第三話 本物のステラを知る街
「ようこそお越しくださいました、ステラさん」
「お待ちしておりましたよ」
「変わらないですね、ここは、」
「そうかも知れませんね」
「ステラさんも話に聞いていたとおりです」
「そうですね…」
「私の見た目はあまり変わりませんから」
ステラは休みをもらいあの魔法を嫌う獣人の街に来ていた。
あの長老はもう居ない。
でも、この街だけはここにいるステラこそがシオンを守り育て抜いたものであることを知っている。

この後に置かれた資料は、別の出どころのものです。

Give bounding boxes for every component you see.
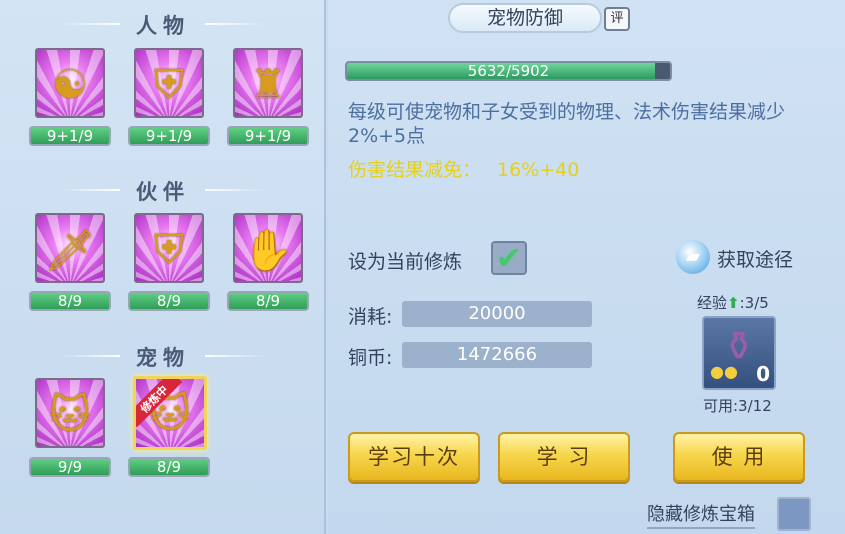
- skill-title: 宠物防御: [448, 3, 602, 33]
- skill-level: 9+1/9: [29, 126, 111, 146]
- skill-list-panel: 人物 ☯ 9+1/9 ⛨ 9+1/9 ♜ 9+1/9 伙伴 🗡 8/9 ⛨ 8/…: [0, 0, 326, 534]
- sword-beast-icon: 🗡: [44, 228, 96, 274]
- hide-chest-label: 隐藏修炼宝箱: [647, 500, 755, 529]
- item-exp-label: 经验: [697, 294, 728, 312]
- meditating-figure-icon: ☯: [52, 62, 88, 108]
- coin-value: 1472666: [402, 342, 592, 368]
- learn-button[interactable]: 学 习: [498, 432, 630, 482]
- section-title-partner: 伙伴: [136, 180, 190, 204]
- exp-progress-text: 5632/5902: [467, 62, 550, 80]
- cost-label: 消耗:: [348, 306, 393, 328]
- skill-level: 8/9: [128, 291, 210, 311]
- set-current-label: 设为当前修炼: [348, 251, 463, 273]
- section-title-character: 人物: [136, 14, 190, 38]
- skill-partner-1[interactable]: 🗡: [35, 213, 105, 283]
- cost-value: 20000: [402, 301, 592, 327]
- damage-reduction-value: 16%+40: [497, 159, 580, 181]
- set-current-checkbox[interactable]: ✔: [491, 241, 527, 275]
- claw-beast-icon: ✋: [243, 228, 293, 274]
- item-exp-info: 经验⬆:3/5: [697, 292, 769, 313]
- skill-description: 每级可使宠物和子女受到的物理、法术伤害结果减少2%+5点: [348, 101, 786, 147]
- skill-pet-2-selected[interactable]: 🐱 修炼中: [133, 376, 207, 450]
- eval-button[interactable]: 评: [604, 7, 630, 31]
- acquire-label: 获取途径: [717, 249, 794, 271]
- skill-level: 9+1/9: [227, 126, 309, 146]
- skill-level: 8/9: [128, 457, 210, 477]
- skill-character-3[interactable]: ♜: [233, 48, 303, 118]
- damage-reduction: 伤害结果减免： 16%+40: [348, 155, 579, 182]
- training-chest-slot[interactable]: ⚱ ●● 0: [702, 316, 776, 390]
- learn-ten-button[interactable]: 学习十次: [348, 432, 480, 482]
- up-arrow-icon: ⬆: [727, 294, 740, 312]
- skill-level: 9/9: [29, 457, 111, 477]
- damage-reduction-label: 伤害结果减免：: [348, 159, 482, 181]
- skill-partner-2[interactable]: ⛨: [134, 213, 204, 283]
- skill-pet-1[interactable]: 🐱: [35, 378, 105, 448]
- item-exp-value: :3/5: [739, 294, 769, 312]
- hide-chest-checkbox[interactable]: [777, 497, 811, 531]
- coin-label: 铜币:: [348, 347, 393, 369]
- book-icon: ▰: [676, 240, 710, 274]
- section-title-pet: 宠物: [136, 346, 190, 370]
- item-usable: 可用:3/12: [703, 397, 772, 415]
- shield-beast-icon: ⛨: [154, 227, 184, 273]
- sword-cat-icon: 🐱: [49, 392, 91, 438]
- skill-partner-3[interactable]: ✋: [233, 213, 303, 283]
- skill-level: 8/9: [29, 291, 111, 311]
- skill-level: 8/9: [227, 291, 309, 311]
- armored-warrior-icon: ♜: [250, 62, 286, 108]
- gold-coins-icon: ●●: [710, 362, 738, 381]
- skill-character-1[interactable]: ☯: [35, 48, 105, 118]
- skill-level: 9+1/9: [128, 126, 210, 146]
- skill-character-2[interactable]: ⛨: [134, 48, 204, 118]
- shield-warrior-icon: ⛨: [154, 62, 184, 108]
- item-count: 0: [756, 362, 770, 386]
- use-button[interactable]: 使 用: [673, 432, 805, 482]
- exp-progress-bar: 5632/5902: [345, 61, 672, 81]
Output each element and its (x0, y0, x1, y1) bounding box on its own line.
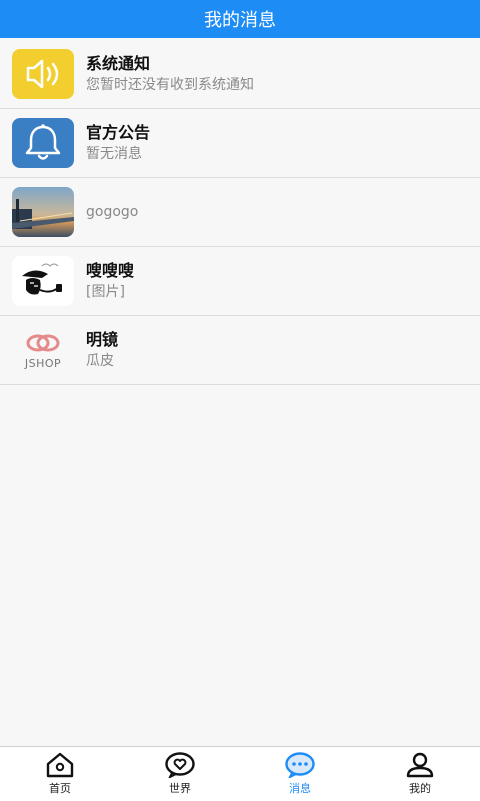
announcement-avatar (12, 118, 74, 168)
smoking-character-avatar (12, 256, 74, 306)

そう、あの長老がステラの魔法を見てた者たちが繋いでくれたのだ。
この時代まで本物のステラのことを
「すいません、豪華なものは出せませんが…」
用意されたのは村で作った野菜を使った料理の数々だ。
とてもいい匂いがする。
「いえ、とても美味しそうですね、」
しばらく一緒に食べていると今の長老はステラにこう問いかける。
「ステラさん、この街に移住しませんか?」
「えっ?」
「苦しくはありませんか?」
「歴史は残酷です、私たちが声を上げてもきっとそれは変わりません、」
「ですが、ここならステラさんの本当を繋いでいく自信があります」
シオンはこんな素敵な場所も私に残してくれていたんだ。
そう思いステラは微笑む。
だけど、
「すいません、私、あの教室に生徒を残してきてしまっています」
「あの子たちがいたら歴史に皆に否定されても辛くありません、」
「それに、シオンが作った『ハーフ』の子たちの居場所をこの手で守りたいんです」
「そうですか…」
「ならば、辛くなったらいつでもお越しくださいね、」
「ステラさんのこと私の次の代にもその次の代にも繋げていきますから」
「一人で悩まないでくださいね」
「ありがとうございます」
どんなに世界がステラを否定しても、
あの教室の生徒たちがこの街にいる人々が、何よりもシオンがステラを正しく理解し愛してくれる。
そのことがなによりもステラの救いになり生きる意味になる。